Master 2013 2014
Stages de la spécialité SAR
Large-scale geo-replicated hybrid consistency transactional storage


Site :Masters’ internship : Large-scale geo-replicated hybrid consistency transactional storage
Lieu :LIP6, Jussieu, Paris
Encadrant : Marek Zawirski, Marc Shapiro, Masoud Saeida Ardekani
Dates :du 1/4/2014 au 31/8/2013
Rémunération :oui
Mots-clés : Parcours SAR autre qu’ATIAM, recherche

Description

Modern data storage engines such as key-value stores (KVSes) are deployed across machines in a data centre (sharding and replication), and across several data centres located in various geographical locations (geo-replication). In order to improve their latency and availability, these systems exploit topology-aware designs, where fast and relatively reliable communicatio over LAN is preferred over slow and more failure-prone WAN. Moreover, recent scalable designs achieve parallelism by minimizing cross-shard communication and using parallel streams of communication across data centres.

Fundamentally, every such system suffers from a trade-off between low latency of updates (and availability) and consistency of reads. Low latency system can offer highly available transactions [1], but those are restricted to the variants of causal+ consistency [4, 5]. Strongly consistent general-purpose transactions are achievable only at the expense of higher latency for some transactions [2, 6]. Recently, an interesting class of hybrid consistency storage systems is emerging, where both weakly and strongly consistent objects can be accessed by transactions [7], making them fast when possible and consistent when necessary [3]. However, existing hybrid consistency systems do not support processing and communication parallelism, which makes them inapplicable to large-scale deployments.

The goal of this project is to design and implement a large-scale geo-replicated hybrid consistency transactional system. Our existing experience with large-scale strong and weak transactional system designs make us believe that it may involve complete redesign of both algorithms and metadata compared to existing small-scale designs.
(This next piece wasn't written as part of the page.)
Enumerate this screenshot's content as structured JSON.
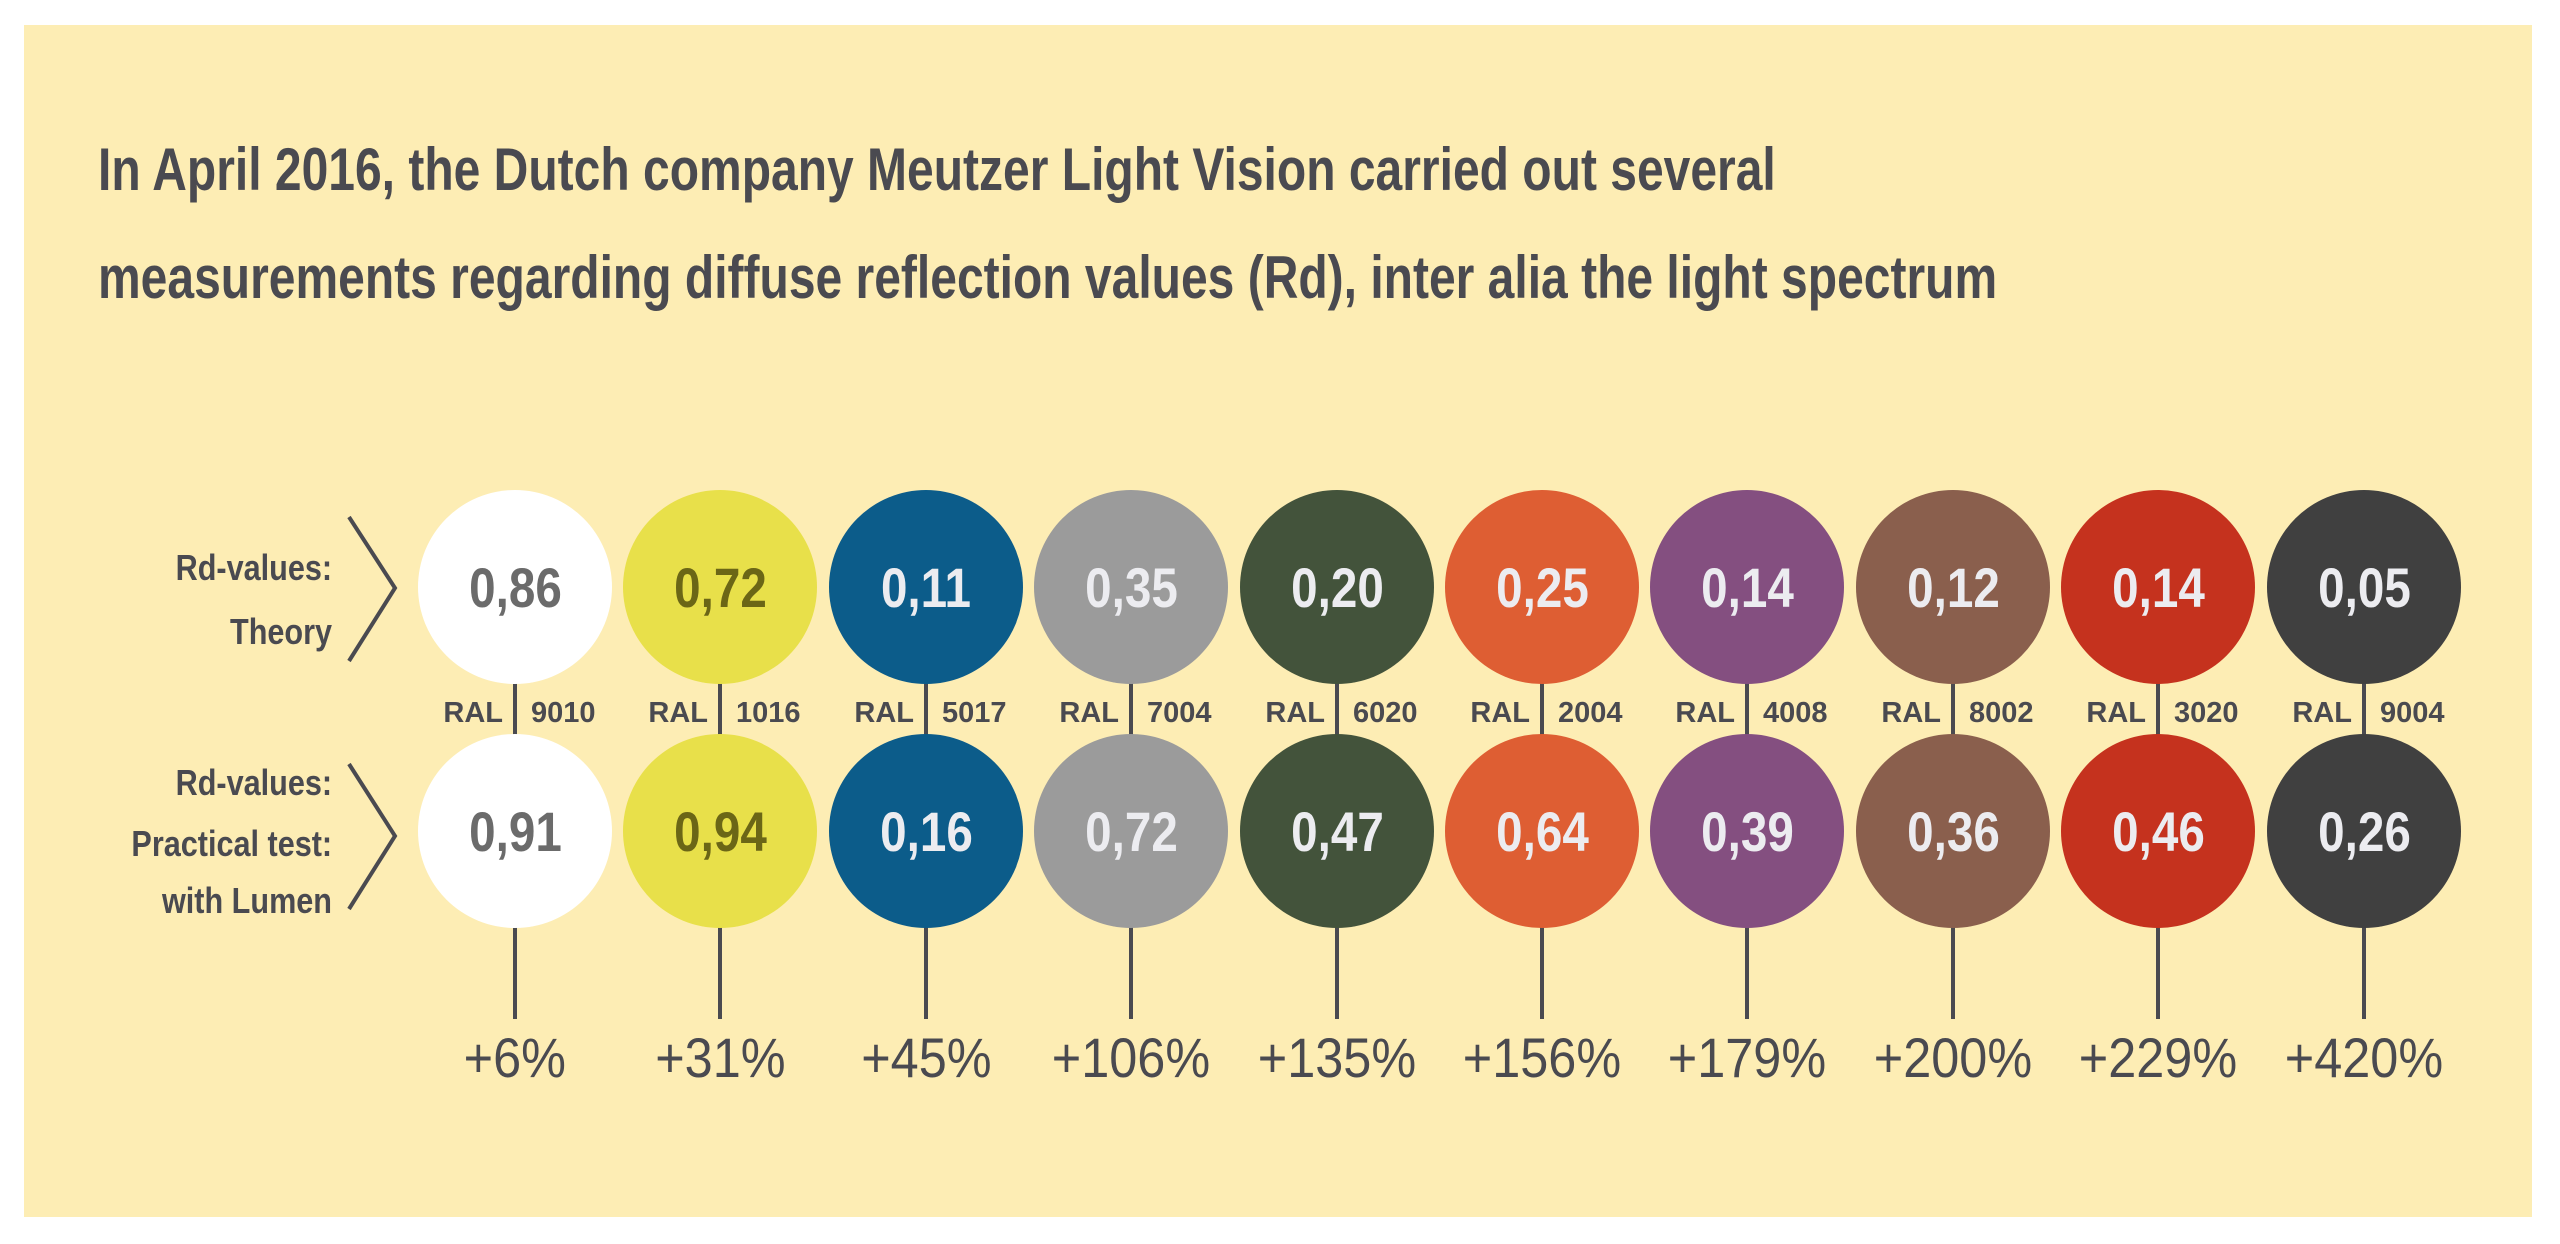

Challenges involve maintaining consistency with transactions that access both weakly consistent and strongly consistent objects, which typically involves complex and not necessarily compatible causal dependencies and multi-versioning techniques, such as dependencies tracking and version vectors.

The research will consist of three phases : - State-of-the-art survey (approx. one month). - Designing a large-scale geo-replicated KVS with weak and strong transactions (approx. one month, plus interleaved with others). - Implementing and evaluating the solution, revisiting the design (4 months).

Requirements : - Enrolled in a Master’s in Computer Science / Informatics or a related field. - Excellent academic record. - Motivated by experimental research. - Skills in algorithms, data structures, concurrency, distributed computing, high-performance computing, operating systems, distributed systems, databases, or a related area.

Please provide a CV, a list of courses and your marks, an essay relevant to the topic (1 to 4 pages), and at least two references (whom we will contact ourselves for a recommendation).

Contact : Marek Zawirski or Marc Shapiro .

Bibliographie

[1] Peter Bailis, Aaron Davidson et al. Highly Available Transactions : virtues and limitations. Int. Conf. on Very Large Data Bases (VLDB), 2013.

[2] James C. Corbett, Jeffrey Dean, et al. Spanner : Google’s globally-distributed database. In Symp. on Op. Sys. Design and Implementation (OSDI), October 2012.

[3] Cheng Li, Daniel Porto, et al. Making geo-replicated systems fast as possible, consistent when necessary. In Symp. on Op. Sys. Design and Implementation (OSDI), October 2012.

[4] Wyatt Lloyd, Michael J. Freedman, et al. Don’t settle for eventual : scalable causal consistency for wide-area storage with COPS. Symp. on Op. Sys. Principles (SOSP), Cascais, Portugal, October 2011

[5] Wyatt Lloyd, Michael J. Freedman, et al. Stronger semantics for low-latency geo-replicated storage. In Networked Sys. Design and Implem. (NSDI), Lombard, IL, USA, April 2013.

[6] Masoud Saeida Ardekani, Pierre Sutra, and Marc Shapiro. Non-Monotonic Snapshot Isolation : scalable and strong consistency for geo-replicated transactional systems. In Symp. on Reliable Dist. Sys. (SRDS), Braga, Portugal, October 2013.

[7] Yair Sovran, Russell Power, et al. Transactional storage for geo-replicated systems. In Symp. on Op. Sys. Principles (SOSP), pages 385—400, Cascais, Portugal, October 2011.